Jiang, nella sua bio di Instagram scrive: “Viaggio per mangiare”. Il cibo può aiutarci davvero a comprendere un Paese?
“Partiamo da un presupposto: io ho un modo tutto mio di viaggiare. Le code chilometriche per visitare i monumenti mi tediano, ma per assaggiare un piatto tipico potrei attendere ore e ore senza lamentarmi. Per me il cibo ha un potere immenso: ha la capacità di conservare e custodire l’essenza di un Paese. Un alimento è un po’ come una guida turistica, anzi, in alcuni casi può rivelare molto di più: ci fa capire le colture tipiche, il clima, la geografia e la storia di un dato luogo”.
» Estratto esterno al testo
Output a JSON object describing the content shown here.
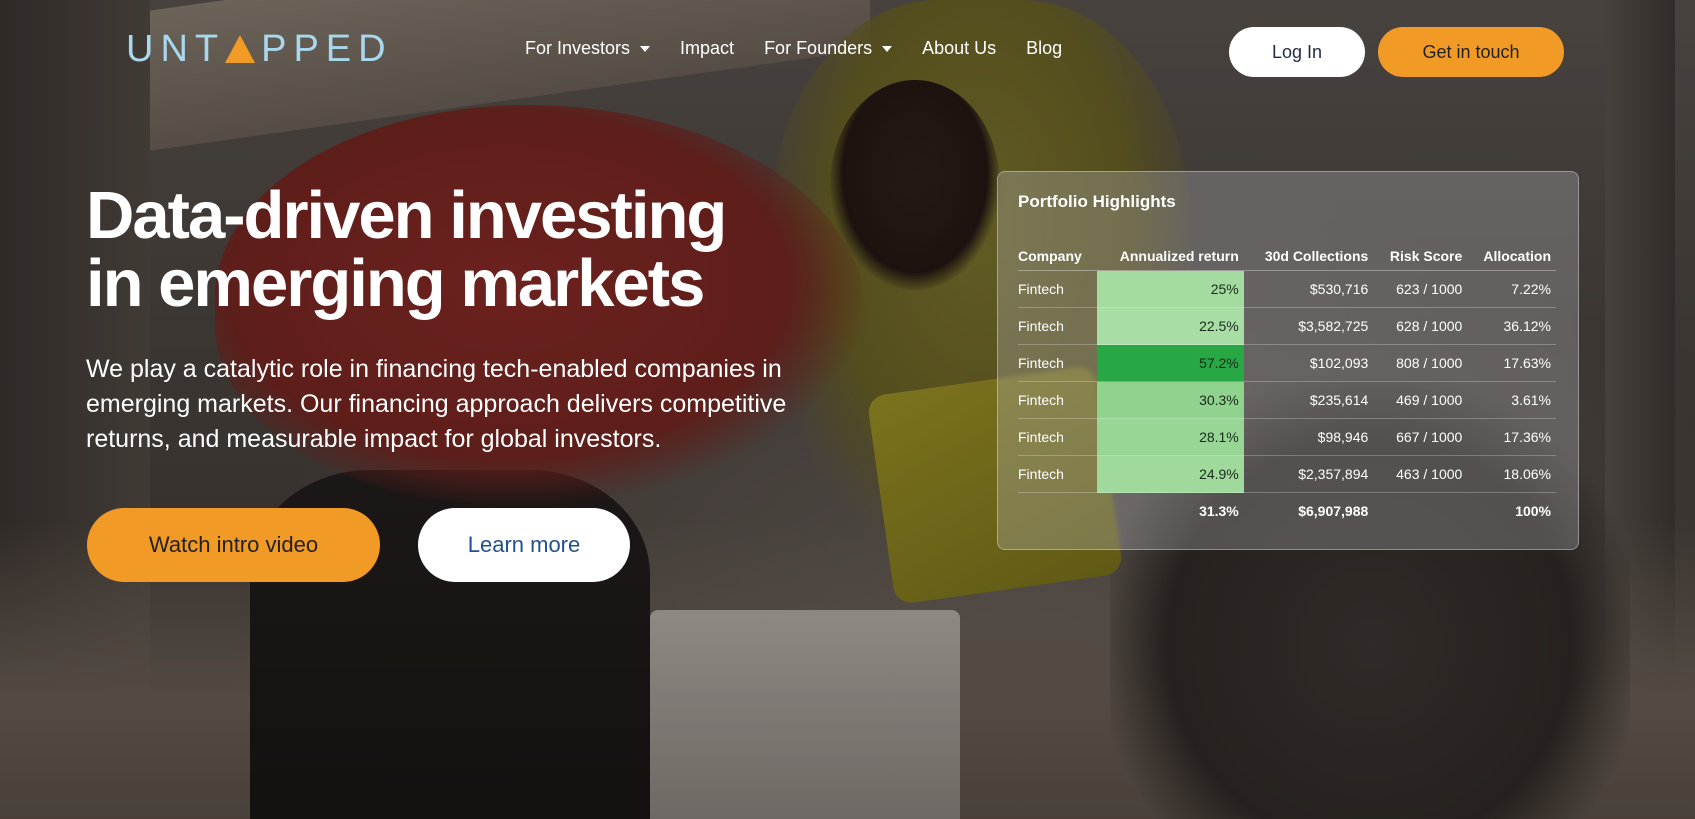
{
  "brand": {
    "logo_pre": "UNT",
    "logo_post": "PPED",
    "accent_color": "#f29a26",
    "logo_color": "#a9d8ee"
  },
  "nav": {
    "items": [
      {
        "label": "For Investors",
        "has_dropdown": true
      },
      {
        "label": "Impact",
        "has_dropdown": false
      },
      {
        "label": "For Founders",
        "has_dropdown": true
      },
      {
        "label": "About Us",
        "has_dropdown": false
      },
      {
        "label": "Blog",
        "has_dropdown": false
      }
    ],
    "login_label": "Log In",
    "contact_label": "Get in touch"
  },
  "hero": {
    "title_line1": "Data-driven investing",
    "title_line2": "in emerging markets",
    "subtitle": "We play a catalytic role in financing tech-enabled companies in emerging markets. Our financing approach delivers competitive returns, and measurable impact for global investors.",
    "video_button": "Watch intro video",
    "learn_button": "Learn more"
  },
  "portfolio": {
    "title": "Portfolio Highlights",
    "columns": [
      "Company",
      "Annualized return",
      "30d Collections",
      "Risk Score",
      "Allocation"
    ],
    "rows": [
      {
        "company": "Fintech",
        "return": "25%",
        "return_color": "#a3dba0",
        "collections": "$530,716",
        "risk": "623 / 1000",
        "allocation": "7.22%"
      },
      {
        "company": "Fintech",
        "return": "22.5%",
        "return_color": "#a8dda5",
        "collections": "$3,582,725",
        "risk": "628 / 1000",
        "allocation": "36.12%"
      },
      {
        "company": "Fintech",
        "return": "57.2%",
        "return_color": "#28a745",
        "collections": "$102,093",
        "risk": "808 / 1000",
        "allocation": "17.63%"
      },
      {
        "company": "Fintech",
        "return": "30.3%",
        "return_color": "#90d38e",
        "collections": "$235,614",
        "risk": "469 / 1000",
        "allocation": "3.61%"
      },
      {
        "company": "Fintech",
        "return": "28.1%",
        "return_color": "#97d695",
        "collections": "$98,946",
        "risk": "667 / 1000",
        "allocation": "17.36%"
      },
      {
        "company": "Fintech",
        "return": "24.9%",
        "return_color": "#9fda9c",
        "collections": "$2,357,894",
        "risk": "463 / 1000",
        "allocation": "18.06%"
      }
    ],
    "total": {
      "return": "31.3%",
      "collections": "$6,907,988",
      "allocation": "100%"
    }
  }
}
Qual è la pietanza più assurda che ha mangiato?
“Ci sono tre piatti che per me occupano a pari merito il primo posto: tra questi c’è il Mao Dan, ovvero un uovo fecondato e cotto sulla griglia quando l’embrione al suo interno è quasi completamente formato. Il Mao Dan, in italiano “Uovo Peloso”, è un piatto che si può rintracciare tra i mercati cinesi. In Sardegna invece ho scoperto il Casu Marzu, un formaggio con all’interno larve di mosca vive ancora saltellanti. E poi non posso non citare la vastissima varietà di insetti fritti da gustare per le strade della Thailandia: una forma di street food indimenticabile”.
Qual è il Paese che l’ha colpita di più dal punto di vista alimentare?
“Ogni luogo è stato in grado di incantarmi: trovo incredibile come ogni cultura riesca a raccontare la propria identità attraverso la cucina. Tutto ciò che può essere etichettato come “strano” o “troppo diverso” è semplicemente un invito a vedere il mondo da un’altra prospettiva”.
In Italia andiamo molto fieri della nostra tradizione gastronomica: secondo lei c’è qualche Paese in grado di batterci?
“Ho viaggiato tanto, eppure continuo a pensare che la cucina italiana sia imbattibile. C’è un aspetto che tendiamo a sottovalutare: in Italia le pietanze riescono a essere buone e sane allo stesso tempo. C’è una cura maniacale nella scelta degli ingredienti, nella loro freschezza e qualità e questa ricercatezza la rende una cucina in grado di far bene alla salute, al palato e soprattutto all’anima”.
Che cos’è per lei il cibo?
“Il cibo è il ricordo che conservo ogni volta che torno a casa dopo un lungo viaggio. Per me è un linguaggio universale attraverso cui le persone riescono a raccontarsi senza il bisogno di parlare”.